Todo lo anterior es positivo. Sugiere un reflujo hacia la colaboración legislativa, aunque con chispazos irresponsables, una apertura hacia las negociaciones con el Ejecutivo y un compromiso difuso con el futuro del país
¿Celebramos? Al contrario. Debemos sonar la alarma, porque falta lo más urgente, aquello sin lo cual estos y otros avances y caritas felices podrán perder sentido, en medio de un shock tributario, económico, social y político de incalculables consecuencias. Me refiero a la necesidad de un ajuste fiscal razonable, la aprobación de una serie de créditos externos concesionales, la consecuente mejora en el perfil de la deuda pública y la apertura de vías para llegar a un convenio con el Fondo Monetario Internacional.
Todas estas difíciles e impostergables decisiones requieren un acuerdo político inmediato, pero hasta ahora no hay señales, siquiera, de que exista un método para alcanzarlo. Al contrario, caminamos sobre una espiral que nos aleja, en lugar de acercarnos, a los desafíos casi existenciales.

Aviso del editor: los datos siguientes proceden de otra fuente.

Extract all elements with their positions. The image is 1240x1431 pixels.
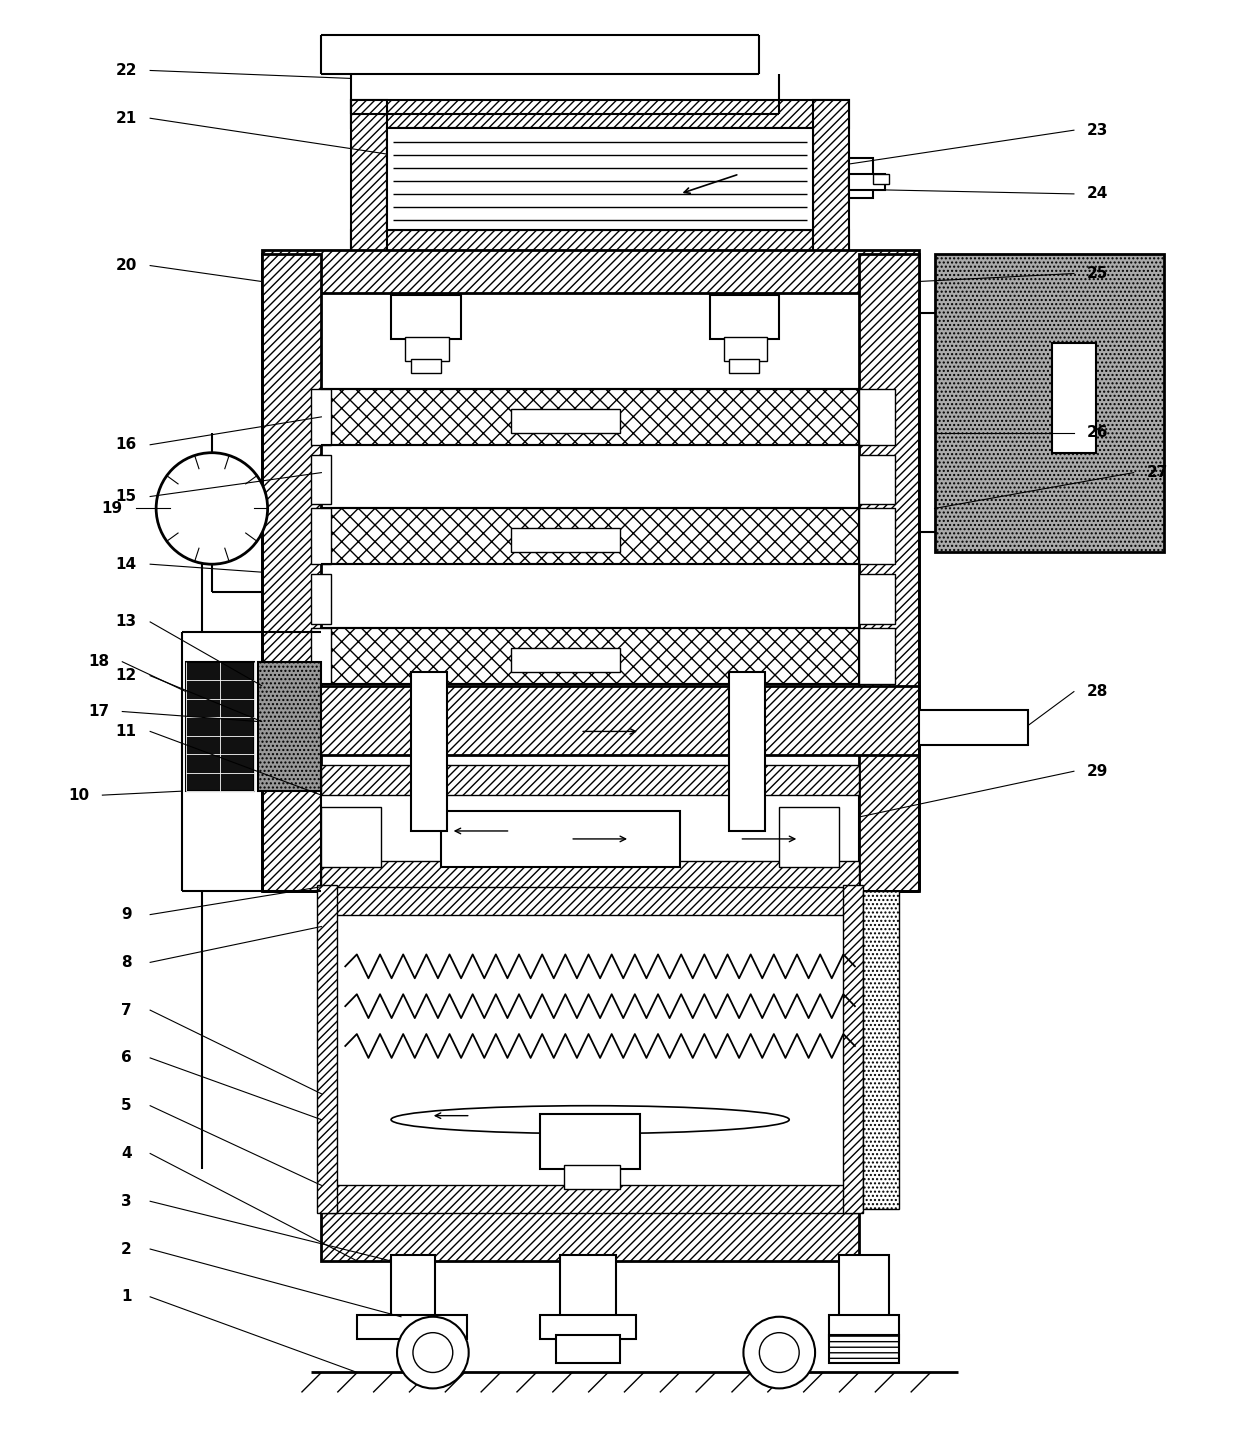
Bar [311,508,331,564]
Circle shape [397,1317,469,1388]
Bar [729,671,765,831]
Bar [258,661,321,791]
Bar [560,1255,616,1319]
Bar [317,884,337,1213]
Bar [262,253,321,890]
Circle shape [413,1332,453,1372]
Text: 23: 23 [1087,123,1109,137]
Bar [1052,343,1096,452]
Bar [729,359,759,373]
Bar [351,100,849,129]
Text: 17: 17 [88,704,109,718]
Bar [311,574,331,624]
Text: 28: 28 [1087,684,1109,700]
Bar [557,1335,620,1362]
Bar [321,771,859,890]
Bar [391,1255,435,1319]
Bar [262,249,919,293]
Text: 12: 12 [115,668,136,683]
Text: 21: 21 [115,110,136,126]
Bar [541,1315,636,1338]
Bar [511,409,620,432]
Bar [859,508,895,564]
Ellipse shape [391,1106,789,1133]
Circle shape [156,452,268,564]
Bar [830,1315,899,1338]
Bar [873,175,889,185]
Bar [859,574,895,624]
Text: 1: 1 [122,1289,131,1304]
Text: 2: 2 [120,1242,131,1256]
Text: 5: 5 [122,1098,131,1113]
Bar [813,100,849,258]
Text: 18: 18 [88,654,109,670]
Bar [511,648,620,671]
Text: 16: 16 [115,438,136,452]
Bar [511,528,620,552]
Bar [564,1165,620,1189]
Text: 11: 11 [115,724,136,738]
Bar [541,1113,640,1169]
Text: 7: 7 [122,1003,131,1017]
Text: 13: 13 [115,614,136,630]
Bar [321,807,381,867]
Bar [859,389,895,445]
Text: 8: 8 [122,954,131,970]
Text: 26: 26 [1087,425,1109,441]
Text: 19: 19 [102,501,123,517]
Bar [321,887,859,914]
Bar [859,253,919,890]
Bar [321,1185,859,1213]
Text: 22: 22 [115,63,138,77]
Bar [321,890,859,1209]
Text: 6: 6 [120,1050,131,1066]
Text: 3: 3 [122,1193,131,1209]
Bar [849,175,885,190]
Text: 15: 15 [115,489,136,504]
Bar [410,671,446,831]
Bar [321,861,859,890]
Bar [262,685,919,756]
Bar [839,1255,889,1319]
Bar [391,295,461,339]
Bar [863,890,899,1209]
Bar [351,230,849,258]
Bar [830,1335,899,1362]
Bar [843,884,863,1213]
Text: 10: 10 [68,787,89,803]
Bar [410,359,441,373]
Bar [321,628,859,684]
Bar [311,628,331,684]
Text: 27: 27 [1147,465,1168,481]
Bar [357,1315,466,1338]
Bar [387,129,813,230]
Bar [321,1205,859,1261]
Text: 29: 29 [1087,764,1109,778]
Bar [311,455,331,505]
Text: 4: 4 [122,1146,131,1161]
Text: 14: 14 [115,557,136,572]
Bar [859,455,895,505]
Bar [321,389,859,445]
Bar [441,811,680,867]
Bar [321,508,859,564]
Text: 20: 20 [115,258,136,273]
Circle shape [759,1332,799,1372]
Circle shape [744,1317,815,1388]
Bar [709,295,779,339]
Bar [919,710,1028,746]
Bar [321,766,859,796]
Text: 25: 25 [1087,266,1109,280]
Bar [351,100,387,258]
Text: 9: 9 [122,907,131,922]
Bar [935,253,1163,552]
Bar [723,338,768,361]
Bar [779,807,839,867]
Bar [311,389,331,445]
Text: 24: 24 [1087,186,1109,202]
Bar [405,338,449,361]
Bar [186,661,254,791]
Bar [849,157,873,197]
Bar [859,628,895,684]
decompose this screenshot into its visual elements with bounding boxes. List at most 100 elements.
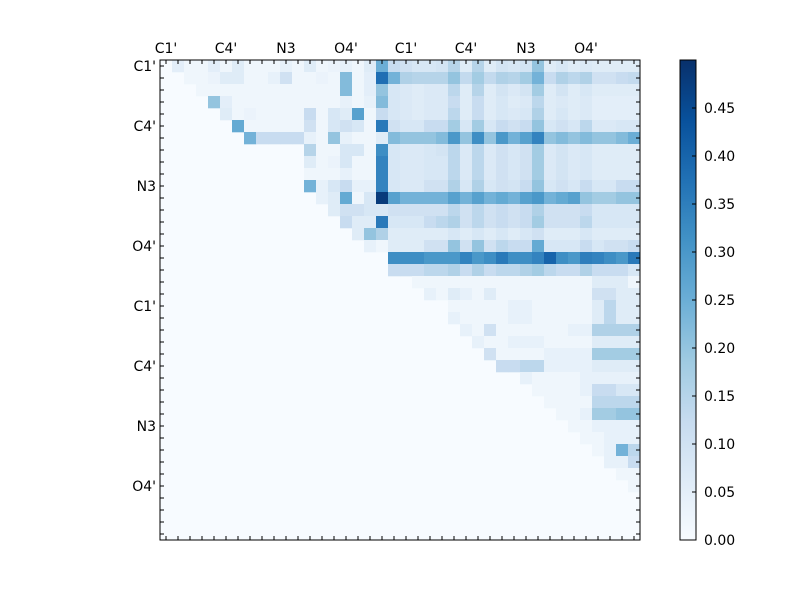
heatmap-cell: [292, 84, 305, 97]
heatmap-cell: [556, 276, 569, 289]
heatmap-cell: [460, 240, 473, 253]
heatmap-cell: [484, 336, 497, 349]
heatmap-cell: [508, 156, 521, 169]
heatmap-cell: [448, 84, 461, 97]
heatmap-cell: [400, 132, 413, 145]
heatmap-cell: [328, 60, 341, 73]
heatmap-cell: [232, 84, 245, 97]
heatmap-cell: [532, 132, 545, 145]
heatmap-cell: [496, 84, 509, 97]
heatmap-cell: [532, 276, 545, 289]
heatmap-cell: [508, 204, 521, 217]
heatmap-cell: [364, 132, 377, 145]
heatmap-cell: [436, 84, 449, 97]
heatmap-cell: [376, 228, 389, 241]
plot-frame: [159, 59, 641, 541]
heatmap-cell: [604, 120, 617, 133]
heatmap-cell: [424, 84, 437, 97]
heatmap-cell: [616, 420, 629, 433]
heatmap-cell: [400, 180, 413, 193]
colorbar-tick-label: 0.05: [704, 485, 735, 501]
heatmap-cell: [616, 312, 629, 325]
heatmap-cell: [628, 312, 641, 325]
heatmap-cell: [628, 372, 641, 385]
heatmap-cell: [448, 60, 461, 73]
heatmap-cell: [556, 336, 569, 349]
heatmap-cell: [364, 84, 377, 97]
heatmap-cell: [256, 96, 269, 109]
heatmap-cell: [532, 204, 545, 217]
heatmap-cell: [340, 84, 353, 97]
heatmap-cell: [592, 60, 605, 73]
heatmap-cell: [580, 276, 593, 289]
heatmap-cell: [460, 108, 473, 121]
heatmap-cell: [616, 168, 629, 181]
heatmap-cell: [508, 288, 521, 301]
heatmap-cell: [532, 192, 545, 205]
heatmap-cell: [304, 84, 317, 97]
heatmap-cell: [328, 72, 341, 85]
heatmap-cell: [520, 168, 533, 181]
heatmap-cell: [424, 180, 437, 193]
heatmap-cell: [328, 168, 341, 181]
heatmap-cell: [328, 156, 341, 169]
heatmap-cell: [484, 168, 497, 181]
heatmap-cell: [412, 216, 425, 229]
heatmap-cell: [520, 84, 533, 97]
heatmap-cell: [628, 336, 641, 349]
heatmap-cell: [412, 168, 425, 181]
heatmap-cell: [304, 96, 317, 109]
heatmap-cell: [556, 288, 569, 301]
heatmap-cell: [532, 144, 545, 157]
heatmap-cell: [208, 84, 221, 97]
heatmap-cell: [340, 72, 353, 85]
heatmap-cell: [616, 192, 629, 205]
heatmap-cell: [220, 96, 233, 109]
heatmap-cell: [532, 336, 545, 349]
heatmap-cell: [592, 120, 605, 133]
heatmap-cell: [424, 156, 437, 169]
heatmap-cell: [496, 96, 509, 109]
heatmap-cell: [460, 120, 473, 133]
heatmap-cell: [628, 264, 641, 277]
colorbar-tick-label: 0.40: [704, 149, 735, 165]
heatmap-cell: [412, 204, 425, 217]
heatmap-cell: [412, 264, 425, 277]
heatmap-cell: [520, 288, 533, 301]
heatmap-cell: [628, 240, 641, 253]
heatmap-cell: [520, 324, 533, 337]
heatmap-cell: [460, 180, 473, 193]
heatmap-cell: [616, 132, 629, 145]
heatmap-cell: [400, 192, 413, 205]
heatmap-cell: [580, 384, 593, 397]
heatmap-cell: [352, 180, 365, 193]
heatmap-cell: [484, 324, 497, 337]
heatmap-cell: [532, 348, 545, 361]
heatmap-cell: [628, 276, 641, 289]
heatmap-cell: [376, 132, 389, 145]
heatmap-cell: [376, 108, 389, 121]
heatmap-cell: [544, 96, 557, 109]
heatmap-cell: [580, 132, 593, 145]
heatmap-cell: [280, 72, 293, 85]
heatmap-cell: [460, 216, 473, 229]
heatmap-cell: [448, 240, 461, 253]
heatmap-cell: [628, 132, 641, 145]
heatmap-cell: [340, 204, 353, 217]
heatmap-cell: [412, 132, 425, 145]
heatmap-cell: [448, 312, 461, 325]
heatmap-cell: [616, 264, 629, 277]
heatmap-cell: [628, 360, 641, 373]
heatmap-cell: [568, 408, 581, 421]
heatmap-cell: [592, 168, 605, 181]
heatmap-cell: [280, 96, 293, 109]
heatmap-cell: [424, 120, 437, 133]
heatmap-cell: [508, 312, 521, 325]
heatmap-cell: [244, 120, 257, 133]
heatmap-cell: [556, 396, 569, 409]
heatmap-cell: [544, 108, 557, 121]
heatmap-cell: [268, 120, 281, 133]
heatmap-cell: [568, 192, 581, 205]
heatmap-cell: [532, 312, 545, 325]
heatmap-cell: [544, 384, 557, 397]
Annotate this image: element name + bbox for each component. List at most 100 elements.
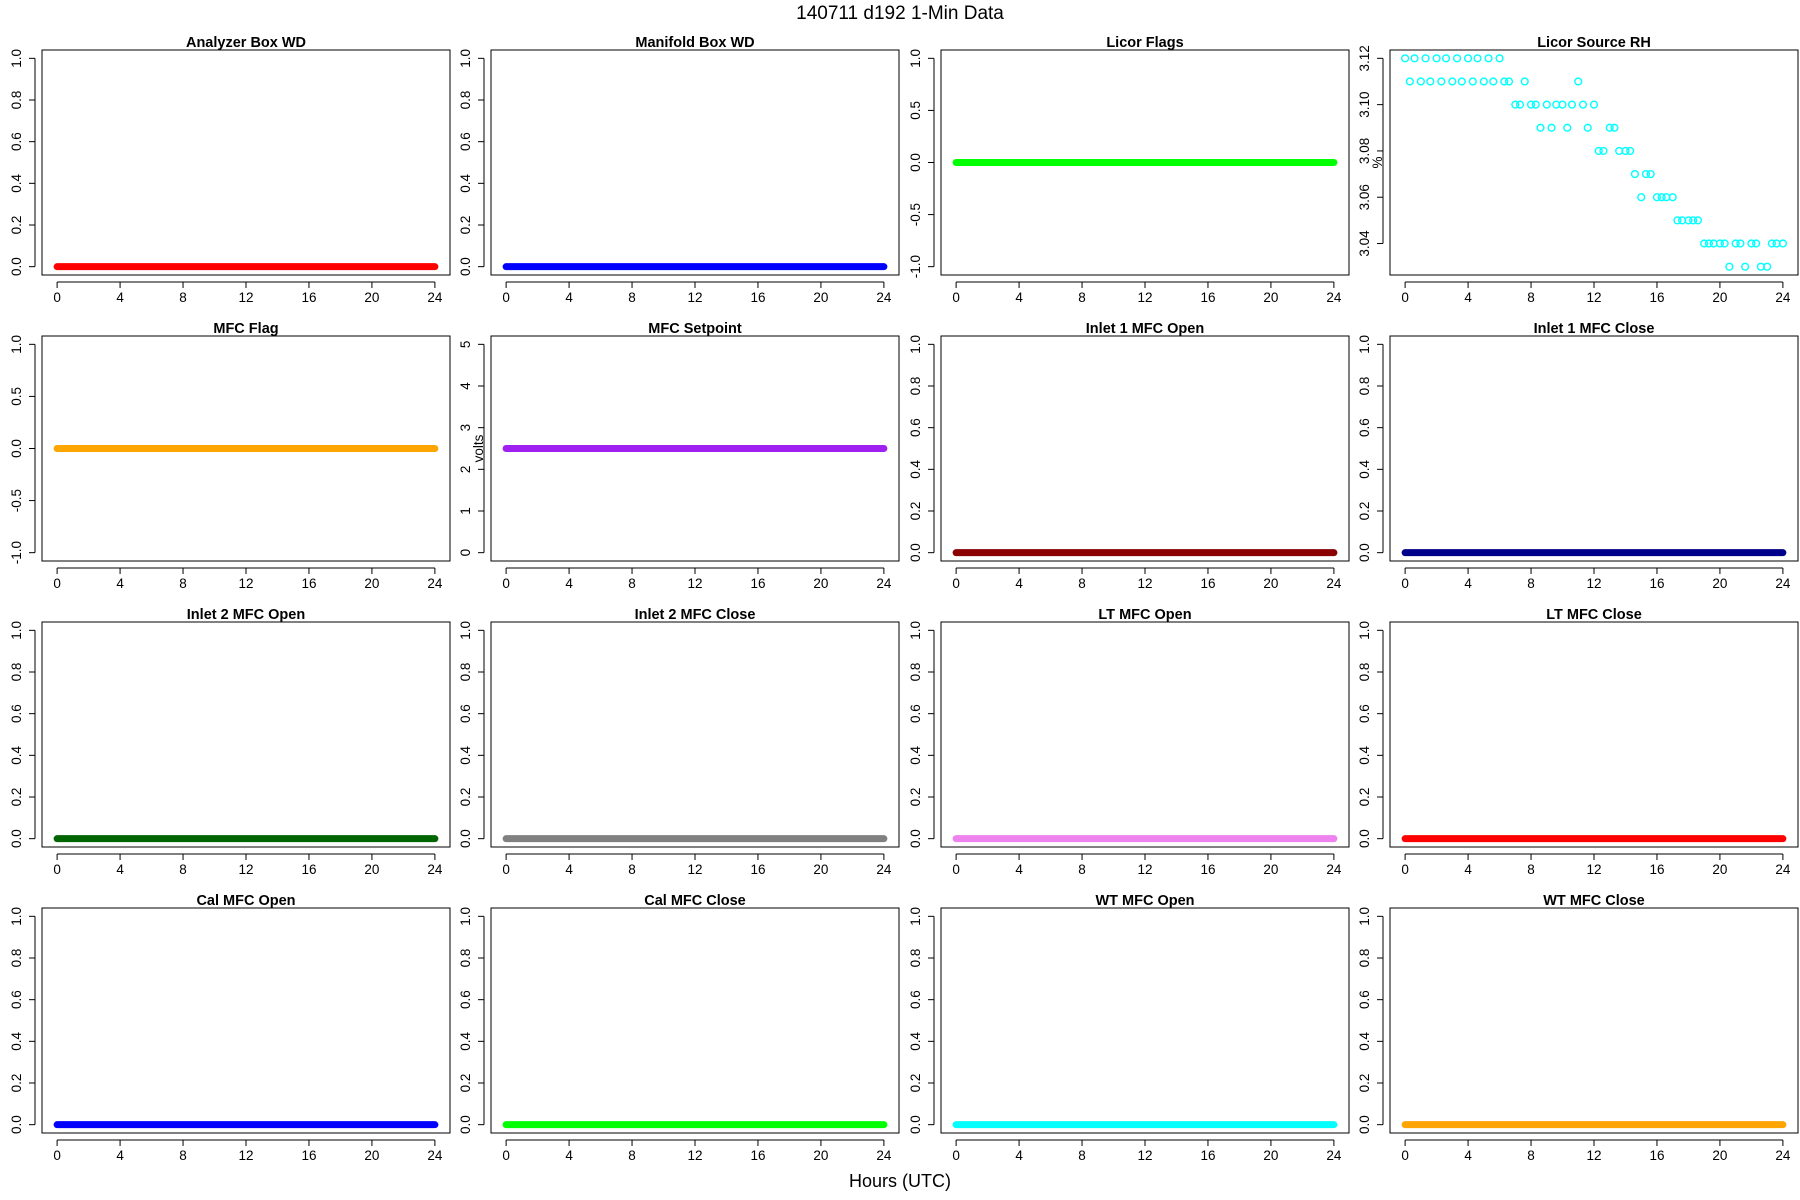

En un artículo publicado el lunes en estas páginas, Rodrigo Cubero, presidente del Banco Central, fue lúcidamente claro sobre los enormes riesgos que nos zarandean y lo que debemos hacer para alejarlos. Ni el presidente ni sus ministros ni los diputados parecen entenderlo. Seguimos haciendo planos mientras la casa se incendia. Es un retraso suicida, que troca cualquier optimismo en alarma.